相続税の税務調査⑤ 加算税
Q.相続税の税務調査の結果、課税漏れ財産があったため、修正申告書を提出することになりました。相続税本税の追加納税に加えて、「延滞税」や「加算税」の納税が必要になると聞きました。「加算税」について教えてください。
◆ポイント!
①加算税は、「過少申告加算税」、「無申告加算税」、「重加算税」の3種類があります。
②「過少申告加算税」とは、期限内申告書を提出した後に、修正申告書の提出や更正があった場合に、増差税額に対して課される税金です。税額は、増差税額の10%ですが、増差税額が期限内申告税額と50万円のいずれか多い金額を超えている場合は、その超えている金額については15%の割合で計算されます。
③「無申告加算税」とは、期限内申告書を提出していない場合で、期限後申告の提出や決定があった場合に、増差税額に対して課される税金です。税額は、増差税額の15%ですが、増差税額が50万円を超える場合は、その超えている金額については20%の割合で計算されます。

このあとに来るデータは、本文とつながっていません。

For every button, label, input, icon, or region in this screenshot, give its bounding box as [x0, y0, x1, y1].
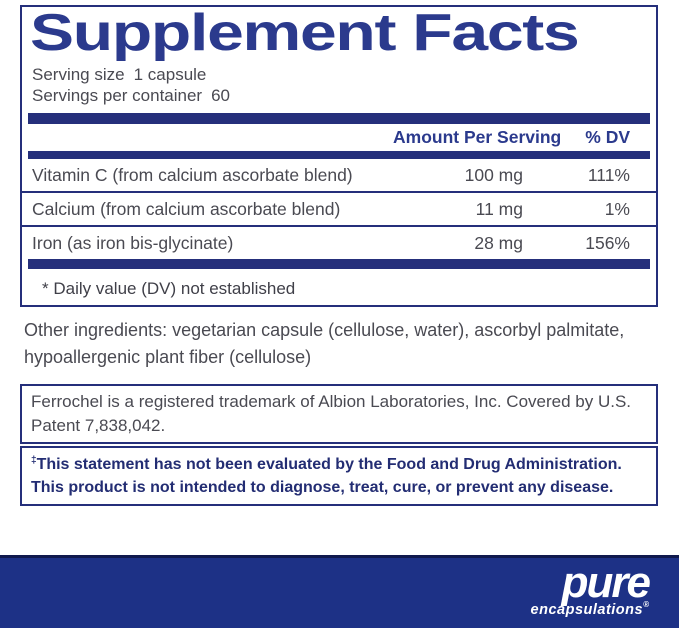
other-ingredients-line: hypoallergenic plant fiber (cellulose) [24, 347, 312, 367]
divider-bar-top [28, 113, 650, 125]
serving-size-label: Serving size [32, 64, 125, 84]
serving-size-value: 1 capsule [133, 64, 207, 84]
nutrient-amount: 11 mg [475, 198, 523, 219]
registered-mark: ® [643, 600, 649, 610]
table-row: Iron (as iron bis-glycinate) 28 mg 156% [22, 225, 656, 259]
brand-logo: pure encapsulations® [530, 558, 651, 619]
nutrient-amount: 100 mg [464, 164, 523, 185]
table-row: Vitamin C (from calcium ascorbate blend)… [22, 159, 656, 191]
column-header-dv: % DV [585, 127, 630, 148]
page-title: Supplement Facts [30, 4, 580, 62]
other-ingredients: Other ingredients: vegetarian capsule (c… [24, 317, 654, 371]
fda-disclaimer-line: This product is not intended to diagnose… [31, 479, 614, 497]
brand-name: pure [561, 558, 651, 607]
nutrient-amount: 28 mg [474, 232, 523, 253]
column-header-amount: Amount Per Serving [393, 127, 562, 148]
other-ingredients-line: Other ingredients: vegetarian capsule (c… [24, 320, 625, 340]
nutrient-name: Calcium (from calcium ascorbate blend) [32, 198, 341, 219]
fda-disclaimer-line: ‡This statement has not been evaluated b… [31, 453, 647, 476]
servings-per-container-label: Servings per container [32, 85, 203, 105]
daily-value-footnote: * Daily value (DV) not established [42, 279, 296, 299]
brand-band: pure encapsulations® [0, 555, 679, 628]
table-header-row: Amount Per Serving % DV [22, 124, 656, 151]
trademark-note-line: Ferrochel is a registered trademark of A… [31, 392, 632, 411]
table-row: Calcium (from calcium ascorbate blend) 1… [22, 191, 656, 225]
serving-info: Serving size 1 capsule Servings per conta… [32, 65, 656, 106]
trademark-note-line: Patent 7,838,042. [31, 416, 166, 436]
fda-disclaimer-box: ‡This statement has not been evaluated b… [20, 446, 658, 507]
nutrient-dv: 1% [604, 198, 630, 219]
brand-subname: encapsulations® [530, 600, 649, 619]
divider-bar-header [28, 151, 650, 160]
trademark-note-box: Ferrochel is a registered trademark of A… [20, 384, 658, 445]
servings-per-container-value: 60 [211, 85, 231, 105]
dagger-symbol: ‡ [31, 455, 37, 466]
nutrient-name: Iron (as iron bis-glycinate) [32, 232, 234, 253]
fda-disclaimer-text: This statement has not been evaluated by… [36, 456, 622, 473]
brand-subname-text: encapsulations [530, 602, 644, 619]
nutrient-name: Vitamin C (from calcium ascorbate blend) [32, 164, 353, 185]
nutrient-dv: 111% [587, 164, 630, 185]
nutrient-dv: 156% [585, 232, 630, 253]
divider-bar-bottom [28, 259, 650, 270]
servings-per-container-row: Servings per container 60 [32, 86, 656, 107]
supplement-facts-panel: Supplement Facts Serving size 1 capsule S… [20, 5, 658, 307]
serving-size-row: Serving size 1 capsule [32, 65, 656, 86]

④「重加算税」とは、国税の計算の基礎となる事実の全部または一部を仮装、隠ぺいした場合に、過少申告加算税や無申告加算税に代えて、より重い加算税を課すものです。税額は、過少申告加算税に代えて課される場合は、増差税額の35%ですが、無申告加算税に代えて課される場合は、増差税額の40%となります。

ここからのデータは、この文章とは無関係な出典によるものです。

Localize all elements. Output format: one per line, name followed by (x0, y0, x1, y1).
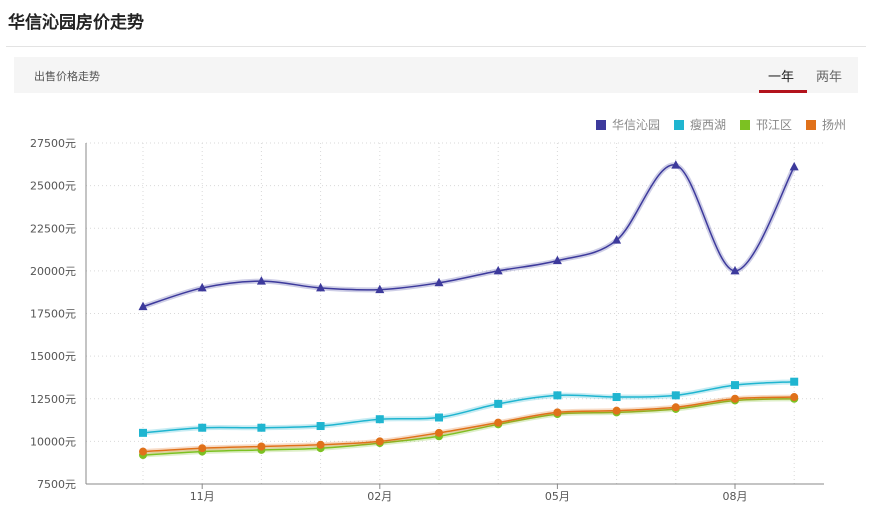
tab-one-year[interactable]: 一年 (768, 70, 795, 85)
data-point (257, 423, 266, 432)
chart-legend: 华信沁园 瘦西湖 邗江区 扬州 (595, 116, 846, 133)
data-point (612, 406, 621, 415)
data-point (790, 393, 799, 402)
tab-two-years[interactable]: 两年 (816, 70, 843, 85)
data-point (789, 161, 799, 171)
legend-label: 华信沁园 (611, 118, 660, 132)
legend-swatch (805, 119, 816, 130)
series-line (142, 164, 795, 308)
data-point (139, 447, 147, 456)
chart-type-label: 出售价格走势 (34, 70, 100, 83)
legend-item-shouxihu[interactable]: 瘦西湖 (673, 116, 726, 133)
y-tick-label: 7500元 (37, 478, 76, 491)
y-tick-label: 15000元 (30, 350, 76, 363)
series-line (142, 396, 795, 453)
data-point (316, 440, 325, 449)
data-point (552, 255, 562, 265)
legend-item-yangzhou[interactable]: 扬州 (805, 116, 846, 133)
data-point (671, 403, 680, 412)
x-tick-label: 05月 (545, 490, 570, 503)
data-point (198, 444, 207, 453)
legend-swatch (673, 119, 684, 130)
data-point (435, 413, 443, 422)
data-point (612, 393, 621, 402)
data-point (494, 418, 503, 427)
data-point (198, 423, 207, 432)
data-point (375, 415, 384, 424)
chart-toolbar: 出售价格走势 一年 两年 (14, 57, 858, 93)
data-point (730, 265, 740, 275)
legend-label: 扬州 (821, 118, 846, 132)
data-point (435, 428, 443, 437)
data-point (612, 235, 622, 244)
y-tick-label: 17500元 (30, 308, 76, 321)
x-tick-label: 11月 (190, 490, 215, 503)
y-tick-label: 10000元 (30, 435, 76, 448)
data-point (139, 428, 147, 437)
series-line (142, 398, 795, 456)
legend-swatch (595, 119, 606, 130)
data-point (494, 399, 503, 408)
y-tick-label: 25000元 (30, 180, 76, 193)
data-point (553, 408, 562, 417)
y-tick-label: 27500元 (30, 137, 76, 150)
data-point (197, 282, 207, 292)
y-tick-label: 20000元 (30, 265, 76, 278)
legend-item-hanjiang[interactable]: 邗江区 (739, 116, 792, 133)
data-point (316, 282, 326, 292)
data-point (731, 394, 739, 403)
x-tick-label: 08月 (723, 490, 748, 503)
data-point (257, 442, 266, 451)
data-point (790, 377, 799, 386)
series-line-halo (142, 162, 797, 310)
y-tick-label: 22500元 (30, 222, 76, 235)
data-point (256, 276, 266, 285)
data-point (731, 381, 739, 390)
active-tab-indicator (759, 90, 807, 93)
data-point (316, 422, 325, 431)
legend-swatch (739, 119, 750, 130)
data-point (493, 265, 503, 275)
legend-item-huaxin[interactable]: 华信沁园 (595, 116, 660, 133)
data-point (375, 437, 384, 446)
y-tick-label: 12500元 (30, 393, 76, 406)
data-point (434, 277, 444, 287)
data-point (138, 301, 148, 311)
data-point (671, 160, 681, 169)
x-tick-label: 02月 (367, 490, 392, 503)
data-point (671, 391, 680, 400)
series-line-halo (142, 394, 795, 455)
series-line (142, 380, 795, 434)
title-divider (6, 46, 866, 47)
legend-label: 邗江区 (755, 118, 792, 132)
page-title: 华信沁园房价走势 (8, 13, 144, 33)
data-point (375, 284, 385, 294)
data-point (553, 391, 562, 400)
legend-label: 瘦西湖 (689, 118, 726, 132)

A. 税務調査の結果、自主的な修正申告書の提出した場合、期限内申告書を提出している場合は、過少申告加算税が課されます。期限内申告書を提出していない状況で税務調査があり、申告書を提出することとなった場合は、本来納めるべき納税額に加えて無申告加算税が課されることになります。

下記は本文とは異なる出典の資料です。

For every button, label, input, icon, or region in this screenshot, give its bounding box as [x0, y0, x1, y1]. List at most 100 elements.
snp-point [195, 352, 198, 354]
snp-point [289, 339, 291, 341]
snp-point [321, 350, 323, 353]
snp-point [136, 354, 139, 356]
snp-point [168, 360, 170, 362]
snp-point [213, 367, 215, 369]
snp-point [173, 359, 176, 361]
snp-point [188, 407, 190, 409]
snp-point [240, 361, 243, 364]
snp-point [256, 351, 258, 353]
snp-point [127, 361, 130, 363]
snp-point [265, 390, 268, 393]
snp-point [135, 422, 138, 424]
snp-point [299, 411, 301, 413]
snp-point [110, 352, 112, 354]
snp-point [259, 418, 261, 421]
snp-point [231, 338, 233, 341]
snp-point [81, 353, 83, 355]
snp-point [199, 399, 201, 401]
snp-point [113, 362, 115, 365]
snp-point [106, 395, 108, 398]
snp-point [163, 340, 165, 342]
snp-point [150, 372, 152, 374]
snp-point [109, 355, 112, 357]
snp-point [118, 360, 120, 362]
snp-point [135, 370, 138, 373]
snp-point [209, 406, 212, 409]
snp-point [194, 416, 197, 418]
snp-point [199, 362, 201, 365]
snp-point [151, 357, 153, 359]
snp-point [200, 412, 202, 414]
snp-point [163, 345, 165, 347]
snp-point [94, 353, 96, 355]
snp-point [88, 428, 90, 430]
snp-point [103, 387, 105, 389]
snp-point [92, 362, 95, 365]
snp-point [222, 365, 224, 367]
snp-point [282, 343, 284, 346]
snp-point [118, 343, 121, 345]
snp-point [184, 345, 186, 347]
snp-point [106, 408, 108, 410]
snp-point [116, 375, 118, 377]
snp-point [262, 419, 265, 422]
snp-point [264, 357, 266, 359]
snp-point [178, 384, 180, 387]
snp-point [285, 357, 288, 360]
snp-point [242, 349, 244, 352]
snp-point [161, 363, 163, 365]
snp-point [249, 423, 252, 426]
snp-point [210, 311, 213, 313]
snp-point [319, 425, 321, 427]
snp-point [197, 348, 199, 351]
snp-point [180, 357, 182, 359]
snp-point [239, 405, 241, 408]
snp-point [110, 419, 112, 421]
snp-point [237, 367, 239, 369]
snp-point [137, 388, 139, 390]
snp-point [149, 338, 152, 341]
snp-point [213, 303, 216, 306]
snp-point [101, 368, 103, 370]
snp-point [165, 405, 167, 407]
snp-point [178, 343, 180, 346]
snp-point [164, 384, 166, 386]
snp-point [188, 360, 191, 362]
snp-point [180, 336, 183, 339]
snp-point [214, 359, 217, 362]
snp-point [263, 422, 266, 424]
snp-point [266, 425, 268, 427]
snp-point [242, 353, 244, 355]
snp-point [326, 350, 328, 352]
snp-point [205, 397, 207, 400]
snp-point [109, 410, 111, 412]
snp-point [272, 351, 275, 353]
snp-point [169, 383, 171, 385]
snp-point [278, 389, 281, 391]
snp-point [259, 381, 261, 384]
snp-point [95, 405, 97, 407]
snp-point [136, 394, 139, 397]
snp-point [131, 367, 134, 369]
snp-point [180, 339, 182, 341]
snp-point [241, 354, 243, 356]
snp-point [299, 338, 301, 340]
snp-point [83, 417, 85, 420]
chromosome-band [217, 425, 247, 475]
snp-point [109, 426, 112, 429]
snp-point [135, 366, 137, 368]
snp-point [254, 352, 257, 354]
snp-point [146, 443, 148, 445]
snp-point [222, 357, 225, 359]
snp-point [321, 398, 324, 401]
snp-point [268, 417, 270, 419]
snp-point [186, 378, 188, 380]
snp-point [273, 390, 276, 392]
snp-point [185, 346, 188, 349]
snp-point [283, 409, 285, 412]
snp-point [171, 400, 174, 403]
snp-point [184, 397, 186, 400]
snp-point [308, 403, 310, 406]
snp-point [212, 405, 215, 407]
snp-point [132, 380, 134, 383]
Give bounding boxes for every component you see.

では、自主的な修正申告を行った場合は、過少申告加算税や無申告加算税は課されるのでしょうか。
○過少申告加算税
過少申告加算税は、自主的な修正申告を行った場合は、税務調査による更正等予知前までに修正申告すれば課されないことになっていましたが、平成29年1月1日以後に法定納期限が到来する国税からは、税務調査の通知があった後は、過少申告加算税が課されることになりました。
○無申告加算税
無申告加算税は、自主的に申告書を提出した場合は、税務調査による更正等予知前までは、その割合が5%とされていましたが、平成29年1月1日以後に法定納期限が到来する国税からは、税務調査の通知があった後の無申告加算税はその割合が増率されることになりました。
○重加算税
重加算税は、過少申告加算税や無申告加算税に代えて課されるもので、税率は増差税額の35-40%と非常に重い割合が課されます。重加算税の賦課要件として、国税通則法68条には、「納税者がその国税の課税標準等又は税額等の計算の基礎となるべき事実の全部又は一部を隠ぺいし、又は仮装し…」とされており、「隠ぺい又は仮装」に該当するか否かについて、国税当局と納税者側で意見が対立することがあります。